EL PAÍS

Quitter la chambre d’écho

Parlons de la chambre d’écho, cette pièce métaphorique insonorisée dans laquelle nous vivons aujourd’hui, informationnellement isolés du reste du monde et où nous n’entendons que les échos de notre voix répétés jusqu’à la nausée. Le terme est généralement utilisé pour les réseaux sociaux, où les gens ne font que mijoter leurs propres idées préconçues, mais il peut être étendu à cette chambre d’écho beaucoup plus ancienne que nous appelons spécialisation.

La spécialisation consiste à en savoir de plus en plus sur de moins en moins jusqu’à finir par tout savoir de rien, comme quelqu’un l’a dit ou aurait dû le dire. La complexité du monde le rend inévitable, mais il reste l’un des grands maux de notre époque. Les principales avancées techno-scientifiques proviennent presque toujours de personnes qui ont su briser les barreaux de cette cage et regarder au-delà. Cela vaut pour les mathématiques pures, pour l’ingénierie informatique et pour l’ensemble des disciplines qui vivent entre ces deux extrêmes. Vivre dans la chambre d’écho peut être agréable, voire narcotique, mais cela nous empêche de comprendre le monde et de trouver des moyens de l’améliorer.

Jiec a récemment présenté une initiative futuriste sur les grands défis et les opportunités encore plus grandes que la science, la technologie et la connaissance dévoilent sous nos yeux émerveillés. Le projet a démarré avec un événement que l’on peut revoir ici. Il y a beaucoup de choses intéressantes là-dedans – la vidéo est à peu près aussi longue que celle de Christopher Nolan – mais faites attention à un détail important. L’épidémiologiste María Neira parle non seulement de la pandémie, mais aussi, ou surtout, du changement climatique et de ses graves effets sur la santé mondiale : asthme, cancer, extension de l’habitat des insectes transmetteurs du paludisme. Neira quitte sa chambre d’écho pour se concentrer sur les problèmes sous différents angles. Elle est exactement le genre de penseur dont nous avons besoin à notre époque.

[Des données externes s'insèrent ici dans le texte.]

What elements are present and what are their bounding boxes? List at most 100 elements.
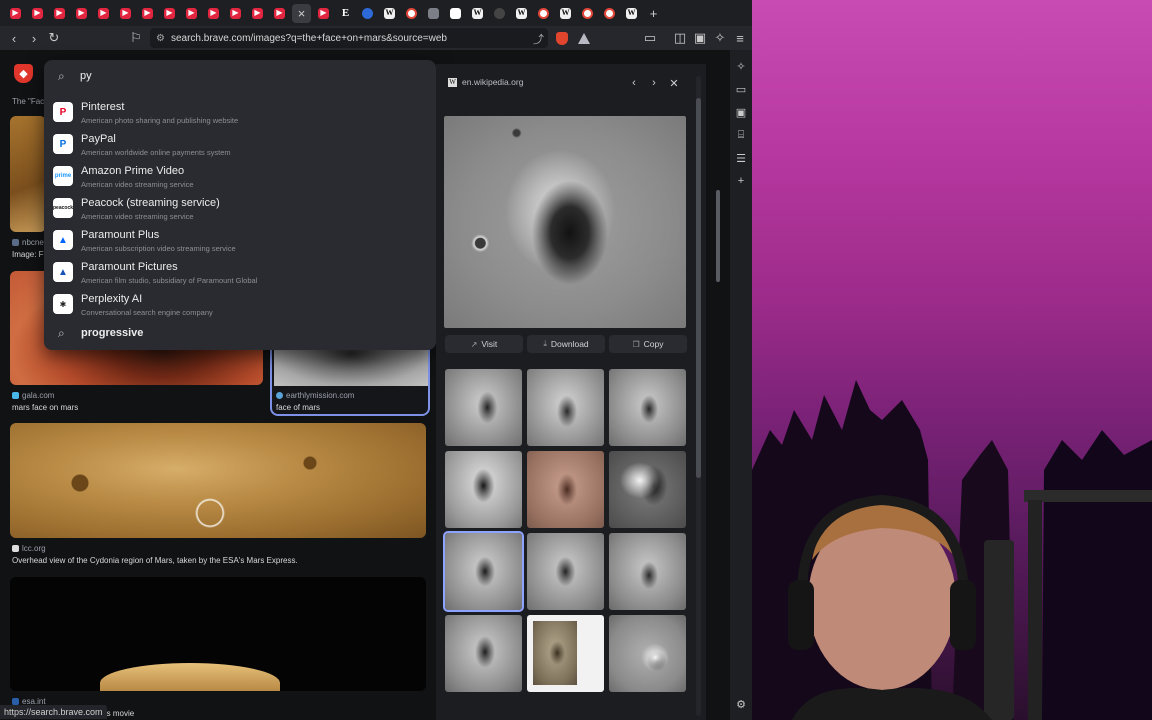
leo-button[interactable]: ✧	[710, 28, 730, 48]
tab[interactable]	[578, 4, 597, 23]
related-image-thumbnail[interactable]	[445, 615, 522, 692]
related-image-thumbnail[interactable]	[527, 369, 604, 446]
tab[interactable]: ▶	[248, 4, 267, 23]
brave-shields-button[interactable]	[552, 28, 572, 48]
reading-mode-icon[interactable]: ☰	[733, 150, 749, 166]
related-image-thumbnail[interactable]	[445, 451, 522, 528]
suggestion-title: Pinterest	[81, 101, 125, 113]
tab[interactable]: ▶	[116, 4, 135, 23]
tab[interactable]: W	[622, 4, 641, 23]
new-tab-button[interactable]: +	[644, 4, 663, 23]
preview-scrollbar[interactable]	[696, 76, 701, 716]
tab[interactable]	[490, 4, 509, 23]
related-image-thumbnail[interactable]	[609, 533, 686, 610]
tab[interactable]: W	[468, 4, 487, 23]
add-panel-icon[interactable]: +	[733, 173, 749, 189]
related-image-thumbnail[interactable]	[609, 369, 686, 446]
forward-button[interactable]: ›	[24, 28, 44, 48]
tab[interactable]: ▶	[204, 4, 223, 23]
result-source[interactable]: earthlymission.com	[276, 391, 354, 400]
suggestion-pinterest[interactable]: P Pinterest American photo sharing and p…	[44, 97, 436, 129]
tab[interactable]	[534, 4, 553, 23]
e-icon: E	[341, 6, 350, 19]
related-image-thumbnail[interactable]	[445, 369, 522, 446]
suggestion-paypal[interactable]: P PayPal American worldwide online payme…	[44, 129, 436, 161]
search-input[interactable]	[80, 67, 380, 85]
leo-ai-icon[interactable]: ✧	[733, 58, 749, 74]
result-source[interactable]: lcc.org	[12, 544, 46, 553]
result-image[interactable]	[10, 116, 46, 232]
next-image-button[interactable]: ›	[646, 75, 662, 91]
tab[interactable]: ▶	[160, 4, 179, 23]
result-caption: mars face on mars	[12, 403, 79, 412]
related-image-thumbnail[interactable]	[527, 615, 604, 692]
result-image[interactable]	[10, 577, 426, 691]
download-button[interactable]: ⤓ Download	[527, 335, 605, 353]
tab[interactable]	[600, 4, 619, 23]
sparkle-icon: ✧	[714, 30, 726, 45]
wallet-icon[interactable]: ▣	[733, 104, 749, 120]
result-source[interactable]: gala.com	[12, 391, 54, 400]
tab[interactable]: ▶	[50, 4, 69, 23]
tab[interactable]	[424, 4, 443, 23]
tab[interactable]: W	[556, 4, 575, 23]
result-image[interactable]	[10, 423, 426, 538]
tab[interactable]: ▶	[72, 4, 91, 23]
related-image-thumbnail[interactable]	[527, 533, 604, 610]
copy-button[interactable]: ❐ Copy	[609, 335, 687, 353]
tab[interactable]: ▶	[94, 4, 113, 23]
address-bar[interactable]: ⚙ search.brave.com/images?q=the+face+on+…	[150, 28, 548, 48]
share-icon[interactable]: ⤴	[533, 31, 544, 47]
tab[interactable]: E	[336, 4, 355, 23]
close-preview-button[interactable]: ✕	[666, 75, 682, 91]
active-tab[interactable]: ×	[292, 3, 311, 23]
tab[interactable]: ▶	[138, 4, 157, 23]
back-button[interactable]: ‹	[4, 28, 24, 48]
grid-icon	[428, 7, 439, 19]
preview-source[interactable]: W en.wikipedia.org	[448, 77, 523, 87]
related-image-thumbnail[interactable]	[609, 615, 686, 692]
wallet-button[interactable]: ▣	[690, 28, 710, 48]
tab[interactable]: ▶	[182, 4, 201, 23]
tab[interactable]	[402, 4, 421, 23]
media-button[interactable]: ▭	[640, 28, 660, 48]
visit-button[interactable]: ↗ Visit	[445, 335, 523, 353]
suggestion-paramount-pictures[interactable]: ▲ Paramount Pictures American film studi…	[44, 257, 436, 289]
tab[interactable]	[446, 4, 465, 23]
related-image-thumbnail[interactable]	[527, 451, 604, 528]
tab[interactable]: ▶	[270, 4, 289, 23]
bookmark-button[interactable]: ⚐	[126, 28, 146, 48]
previous-image-button[interactable]: ‹	[626, 75, 642, 91]
close-tab-icon[interactable]: ×	[298, 6, 306, 21]
suggestion-paramount-plus[interactable]: ▲ Paramount Plus American subscription v…	[44, 225, 436, 257]
suggestion-peacock[interactable]: peacock Peacock (streaming service) Amer…	[44, 193, 436, 225]
mars-face-thumbnail	[274, 346, 428, 386]
suggestion-amazon-prime-video[interactable]: prime Amazon Prime Video American video …	[44, 161, 436, 193]
suggestion-perplexity-ai[interactable]: ✱ Perplexity AI Conversational search en…	[44, 289, 436, 321]
reading-list-icon[interactable]: ▭	[733, 81, 749, 97]
tab[interactable]: ▶	[314, 4, 333, 23]
brave-logo[interactable]: ◆	[14, 64, 33, 83]
scrollbar-thumb[interactable]	[696, 98, 701, 478]
tab[interactable]: ▶	[6, 4, 25, 23]
tab[interactable]: W	[380, 4, 399, 23]
sidebar-toggle-button[interactable]: ◫	[670, 28, 690, 48]
bookmarks-icon[interactable]: ⌸	[733, 127, 749, 143]
tab[interactable]: ▶	[28, 4, 47, 23]
globe-icon	[362, 7, 373, 19]
reload-button[interactable]: ↻	[44, 28, 64, 48]
tab[interactable]	[358, 4, 377, 23]
result-source[interactable]: nbcne	[12, 238, 44, 247]
tab[interactable]: W	[512, 4, 531, 23]
page-scrollbar[interactable]	[715, 50, 721, 720]
settings-gear-icon[interactable]: ⚙	[733, 696, 749, 712]
suggestion-query[interactable]: ⌕ progressive	[44, 318, 436, 350]
related-image-thumbnail-selected[interactable]	[443, 531, 524, 612]
related-image-thumbnail[interactable]	[609, 451, 686, 528]
preview-image[interactable]	[444, 116, 686, 328]
site-favicon	[12, 392, 19, 399]
scrollbar-thumb[interactable]	[716, 190, 720, 282]
tab[interactable]: ▶	[226, 4, 245, 23]
menu-button[interactable]: ≡	[730, 28, 750, 48]
brave-rewards-button[interactable]	[574, 28, 594, 48]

Dans une correspondance équitable, l’architecte José María Ezquiaga a réfléchi sur l’urbanisme, oui, mais aussi sur ce que la pandémie nous a révélé, sur les limites de la ville moderne et sur la manière d’améliorer l’accès aux services publics et le bien-être des personnes. La nanotechnologue Sonia Contera, que j’ai déjà connue, est une cascade de créativité scientifique entièrement fondée sur l’établissement de liens entre des secteurs de connaissances que presque tout le monde perçoit comme des compartiments étanches. Ce ne sont que trois exemples, mais ce sont très peu d’exemples.

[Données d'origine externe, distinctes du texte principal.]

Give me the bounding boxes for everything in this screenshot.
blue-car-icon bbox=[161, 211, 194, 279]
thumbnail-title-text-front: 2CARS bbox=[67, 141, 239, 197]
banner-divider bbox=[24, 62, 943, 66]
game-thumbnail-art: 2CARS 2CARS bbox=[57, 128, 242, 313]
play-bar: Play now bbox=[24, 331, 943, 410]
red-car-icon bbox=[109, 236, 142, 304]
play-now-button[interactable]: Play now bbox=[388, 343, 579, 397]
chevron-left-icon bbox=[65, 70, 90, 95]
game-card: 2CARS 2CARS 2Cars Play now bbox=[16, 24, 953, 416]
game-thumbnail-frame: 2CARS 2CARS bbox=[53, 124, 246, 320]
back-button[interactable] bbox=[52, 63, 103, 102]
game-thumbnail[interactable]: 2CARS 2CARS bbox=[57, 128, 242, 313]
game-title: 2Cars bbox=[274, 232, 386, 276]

Dans les quelques jours qui se sont écoulés depuis l’événement, l’Agence américaine des médicaments (FDA) a approuvé le premier traitement basé sur l’éditeur génétique CRISPR, dont les créateurs ont reçu le prix Nobel il y a à peine trois ans ; L’Union européenne s’est mise d’accord sur la première réglementation globale de l’intelligence artificielle, lors d’une session marathon qui a atteint un point d’équilibre, certes instable, entre la protection de la vie privée, la sécurité nationale et la nécessité des entreprises européennes émergentes du secteur. rater le coche sur cette technologie révolutionnaire ; et la conférence sur le climat COP28 discute d’un accord de réduction des émissions qui semble peu ambitieux.

En dehors de la chambre d’écho, le monde se transforme à une vitesse croissante, sous l’impulsion de la science et de la technologie. Il est temps de briser la cage.